Mirar la vida a través de una ventana infinita que nos
lleve más allá de lo que vemos, y observarla como si asistiéramos a un
prodigioso travelling que sólo nos proporciona esos destellos en verdad
importantes y necesarios para seguir viviendo —pues surgen en nuestra memoria
acotados por los reflejos de la realidad—, es quizá, una de las mejores herramientas
con las que cuenta la ficción para atraparnos en los entresijos de la otra vida,
y eso es lo que hace James Salter en su última y
magnífica novela, Todo lo que hay. Un rasgo que comparte con otra obra maestra de
ese género que es narrar toda una existencia basándose sólo en lo esencial: la
novela Stoner de John Williams, con la que
además comparte que también está escrita poco antes de morir su autor. Además, Todo lo que hay, tiene la singularidad
de combinar flashes y fotografías que, en no pocas ocasiones, se confunden con
la ficción que nos proporcionan la imaginación y los sueños, para de ese modo,
asistir a una suerte de partitura de las emociones por la que deambulamos a
través de unos fuertes impulsos que nos transportan mucho más allá de lo que
vemos..., porque tenemos que admitir, que existe un territorio propio más allá
del que observamos a través de la ventana; un espacio gobernado por el
desasosiego que, como un calendario alternativo a la realidad, juega con
nuestros sentimientos igual que el aire lo hace con una cometa en lo más alto
de la colina.

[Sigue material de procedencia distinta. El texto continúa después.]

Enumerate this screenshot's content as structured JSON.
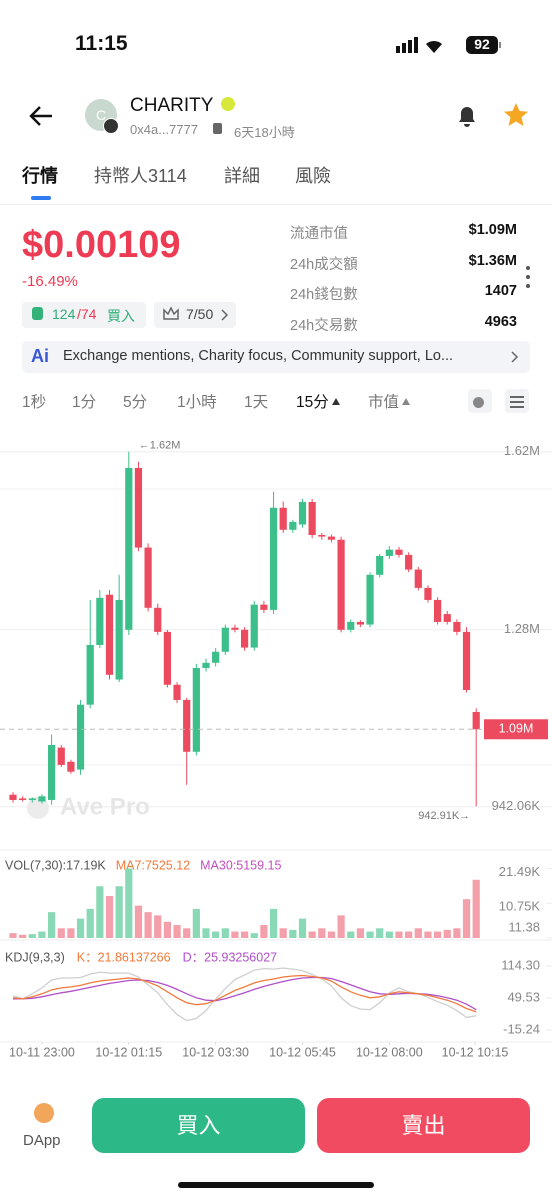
{
  "status_bar": {
    "time": "11:15",
    "battery": "92"
  },
  "header": {
    "avatar": "C",
    "name": "CHARITY",
    "address": "0x4a...7777",
    "age": "6天18小時"
  },
  "tabs": [
    "行情",
    "持幣人3114",
    "詳細",
    "風險"
  ],
  "price": {
    "value": "$0.00109",
    "change": "-16.49%",
    "buys": "124",
    "sells": "/74",
    "buy_label": "買入",
    "rank": "7/50"
  },
  "stats": [
    {
      "label": "流通市值",
      "value": "$1.09M"
    },
    {
      "label": "24h成交額",
      "value": "$1.36M"
    },
    {
      "label": "24h錢包數",
      "value": "1407"
    },
    {
      "label": "24h交易數",
      "value": "4963"
    }
  ],
  "ai_summary": "Exchange mentions, Charity focus, Community support, Lo...",
  "intervals": [
    "1秒",
    "1分",
    "5分",
    "1小時",
    "1天",
    "15分",
    "市值"
  ],
  "footer": {
    "dapp": "DApp",
    "buy": "買入",
    "sell": "賣出"
  },
  "chart_data": [
    {
      "type": "candlestick",
      "up_color": "#3cbf8a",
      "down_color": "#ec4a5e",
      "open": [
        965000,
        958000,
        955000,
        952000,
        955000,
        1055000,
        1028000,
        1013000,
        1137000,
        1251000,
        1347000,
        1185000,
        1280000,
        1589000,
        1437000,
        1322000,
        1276000,
        1175000,
        1146000,
        1047000,
        1207000,
        1217000,
        1238000,
        1284000,
        1280000,
        1246000,
        1328000,
        1318000,
        1513000,
        1471000,
        1481000,
        1524000,
        1461000,
        1458000,
        1452000,
        1280000,
        1295000,
        1290000,
        1385000,
        1421000,
        1433000,
        1423000,
        1395000,
        1360000,
        1337000,
        1310000,
        1295000,
        1276000,
        1123000
      ],
      "high": [
        970000,
        962000,
        960000,
        966000,
        1080000,
        1060000,
        1032000,
        1146000,
        1337000,
        1356000,
        1356000,
        1385000,
        1620000,
        1601000,
        1445000,
        1330000,
        1280000,
        1180000,
        1150000,
        1215000,
        1225000,
        1245000,
        1290000,
        1290000,
        1285000,
        1335000,
        1335000,
        1544000,
        1525000,
        1490000,
        1530000,
        1530000,
        1465000,
        1462000,
        1458000,
        1300000,
        1298000,
        1390000,
        1425000,
        1440000,
        1438000,
        1428000,
        1400000,
        1365000,
        1342000,
        1316000,
        1300000,
        1285000,
        1130000
      ],
      "low": [
        950000,
        952000,
        950000,
        948000,
        946000,
        1018000,
        1005000,
        1003000,
        1130000,
        1245000,
        1185000,
        1180000,
        1270000,
        1430000,
        1315000,
        1270000,
        1170000,
        1140000,
        984000,
        1040000,
        1200000,
        1210000,
        1232000,
        1275000,
        1240000,
        1240000,
        1312000,
        1310000,
        1465000,
        1465000,
        1475000,
        1455000,
        1452000,
        1447000,
        1275000,
        1275000,
        1285000,
        1285000,
        1380000,
        1415000,
        1418000,
        1390000,
        1355000,
        1332000,
        1290000,
        1290000,
        1270000,
        1160000,
        942910
      ],
      "close": [
        955000,
        955000,
        958000,
        962000,
        1060000,
        1022000,
        1009000,
        1137000,
        1251000,
        1341000,
        1194000,
        1337000,
        1589000,
        1437000,
        1322000,
        1276000,
        1175000,
        1146000,
        1047000,
        1207000,
        1217000,
        1238000,
        1284000,
        1280000,
        1246000,
        1328000,
        1318000,
        1513000,
        1471000,
        1486000,
        1524000,
        1461000,
        1458000,
        1452000,
        1280000,
        1295000,
        1290000,
        1385000,
        1421000,
        1433000,
        1423000,
        1395000,
        1360000,
        1337000,
        1295000,
        1295000,
        1276000,
        1165000,
        1090000
      ],
      "ylim": [
        869000,
        1652000
      ],
      "yticks": [
        {
          "value": 1620000,
          "label": "1.62M"
        },
        {
          "value": 1280000,
          "label": "1.28M"
        },
        {
          "value": 942060,
          "label": "942.06K"
        }
      ],
      "current_price": {
        "value": 1090000,
        "label": "1.09M"
      },
      "annotations": {
        "max": "←1.62M",
        "min": "942.91K→"
      },
      "watermark": "Ave Pro",
      "grid": true
    },
    {
      "type": "bar",
      "legend": [
        "VOL(7,30):17.19K",
        "MA7:7525.12",
        "MA30:5159.15"
      ],
      "legend_colors": [
        "#555555",
        "#f07a3a",
        "#c34fc0"
      ],
      "values": [
        1500,
        1000,
        1200,
        2000,
        8000,
        3000,
        3000,
        6000,
        9000,
        16000,
        13000,
        16000,
        21490,
        10000,
        8000,
        7000,
        5000,
        4000,
        3000,
        9000,
        3000,
        2000,
        3000,
        2000,
        2000,
        1500,
        4000,
        9000,
        3000,
        2500,
        6000,
        2000,
        3000,
        2000,
        7000,
        2000,
        3000,
        2000,
        3000,
        2000,
        2000,
        2000,
        3000,
        2000,
        2000,
        2500,
        3000,
        12000,
        18000
      ],
      "ylim": [
        0,
        23500
      ],
      "yticks": [
        {
          "value": 21490,
          "label": "21.49K"
        },
        {
          "value": 10750,
          "label": "10.75K"
        },
        11.38
      ]
    },
    {
      "type": "line",
      "legend": [
        "KDJ(9,3,3)"
      ],
      "series": [
        {
          "name": "K：21.86137266",
          "color": "#f07a3a",
          "values": [
            50,
            48,
            52,
            58,
            66,
            70,
            72,
            75,
            80,
            84,
            86,
            88,
            90,
            88,
            82,
            74,
            62,
            50,
            40,
            36,
            38,
            45,
            55,
            65,
            72,
            80,
            85,
            88,
            92,
            94,
            95,
            93,
            90,
            84,
            72,
            62,
            55,
            50,
            52,
            58,
            62,
            60,
            58,
            55,
            50,
            45,
            38,
            28,
            21.86137266
          ]
        },
        {
          "name": "D：25.93256027",
          "color": "#b04fc8",
          "values": [
            48,
            48,
            49,
            52,
            56,
            60,
            63,
            67,
            71,
            75,
            79,
            82,
            85,
            86,
            85,
            81,
            75,
            67,
            58,
            50,
            45,
            44,
            48,
            54,
            60,
            67,
            73,
            78,
            83,
            87,
            90,
            91,
            91,
            89,
            83,
            76,
            69,
            62,
            58,
            57,
            58,
            59,
            58,
            57,
            54,
            50,
            45,
            37,
            25.93256027
          ]
        },
        {
          "color": "#cfcfcf",
          "values": [
            54,
            48,
            58,
            70,
            86,
            90,
            90,
            91,
            98,
            102,
            100,
            100,
            100,
            92,
            76,
            60,
            36,
            16,
            4,
            8,
            24,
            47,
            69,
            87,
            96,
            106,
            109,
            108,
            110,
            108,
            105,
            97,
            88,
            74,
            50,
            34,
            27,
            26,
            40,
            60,
            70,
            62,
            58,
            51,
            42,
            35,
            24,
            10,
            13.72
          ]
        }
      ],
      "ylim": [
        -35.5,
        146.7
      ],
      "yticks": [
        {
          "value": 114.3,
          "label": "114.30"
        },
        49.53,
        -15.24
      ],
      "xticks": [
        {
          "value": 3,
          "label": "10-11 23:00"
        },
        {
          "value": 12,
          "label": "10-12 01:15"
        },
        {
          "value": 21,
          "label": "10-12 03:30"
        },
        {
          "value": 30,
          "label": "10-12 05:45"
        },
        {
          "value": 39,
          "label": "10-12 08:00"
        },
        {
          "value": 48,
          "label": "10-12 10:15"
        }
      ]
    }
  ]
}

En este sentido, hay una última y esencial necesidad de dibujar
ese mapa íntimo de nuestras vidas cuando estamos llegando a su final, y como
las mariposas se van posando en cada flor antes de morir, los seres humanos
necesitamos extraer ese último néctar de nuestra existencia a través de los
recuerdos. Así, el sexo, el amor, las mujeres, el hogar…, y el paso del tiempo
son los verdaderos protagonistas de James Salter en su última novela, Todo
lo que hay, y nos los muestra con esa precisión de quien sabe lo que
cuenta, y lo que quizá sea más importante, de lo que quiere contar.
En una novela no demasiado extensa, el escritor
norteamericano, sin embargo, es capaz de sintetizar tres décadas de la vida de
su protagonista, el editor Philip Bowman, y de la historia de los EE.UU.,
en un ejercicio literario y metaliterario magistral, por lo que tiene de
esencial su manejo de la elipsis, pues a través de ella, proporciona a esta
historia la plenitud de las grandes gestas, ésas que perdurarán a lo largo del
tiempo, porque por sí solas, son capaces de abarcar en negro sobre blanco la esencia
de las vidas de aquellos que salen retratados en la misma. Lejos, muy lejos, de
rebuscados misterios y tramas plagadas de trampas de cara a hacer más atractivas
las historias al lector, Salter se centra en lo que en verdad
importa: características inherentes a la novela del siglo XIX y que la
convirtieron en esencial en el siglo XX. La vida aparece aquí como la verdadera
protagonista, sin otra necesidad de artilugio pseudo literario, porque quizá,
no exista un mayor misterio que aquel que abarca la vida en sí misma.
Todo
lo que hay es la metamorfosis de las
pulsiones vitales de su protagonista, Bowman,
a través de un completo calendario de las emociones que se refleja en su innata
necesidad de encontrar un hogar y una estabilidad a través del amor. Un amor
que deviene en otra fuerte pulsión en la que, se combinan y fusionan a la
perfección, las mujeres y el sexo, porque otro de los grandes aciertos de esta
novela y del estilo narrativo de Salter no es únicamente su perfecto
manejo de la elipsis, sino esa portentosa capacidad a la hora de desnudar en
palabras y reproducir en imágenes todo aquello que sólo se siente, y de esa
forma, dejarnos sin margen de maniobra. Esa capacidad de mostrarnos la vida tal
y como es, y tal y como la imaginamos, se reproduce de una forma nítida en las
escenas de sexo, pues el narrador parece dejarnos claro que esa es una de las
maneras de atrapar el alma de la otra persona. Esa búsqueda de las entrañas a
través del sexo es, sin embargo, la herramienta de la que se sirve Salter
para exponer toda una teoría de la existencia que, no se nos debería
pasar por alto, tiene un último objetivo: la persecución de la estabilidad personal
a través de un hogar físico y sentimental donde poder dar rienda suelta a la
otra vida a través del sexo, el amor, las mujeres, el hogar…, y el paso del
tiempo, en un infinito travelling, ficticio y real, que vemos a través de la
ventana por la que cada día contemplamos el mundo.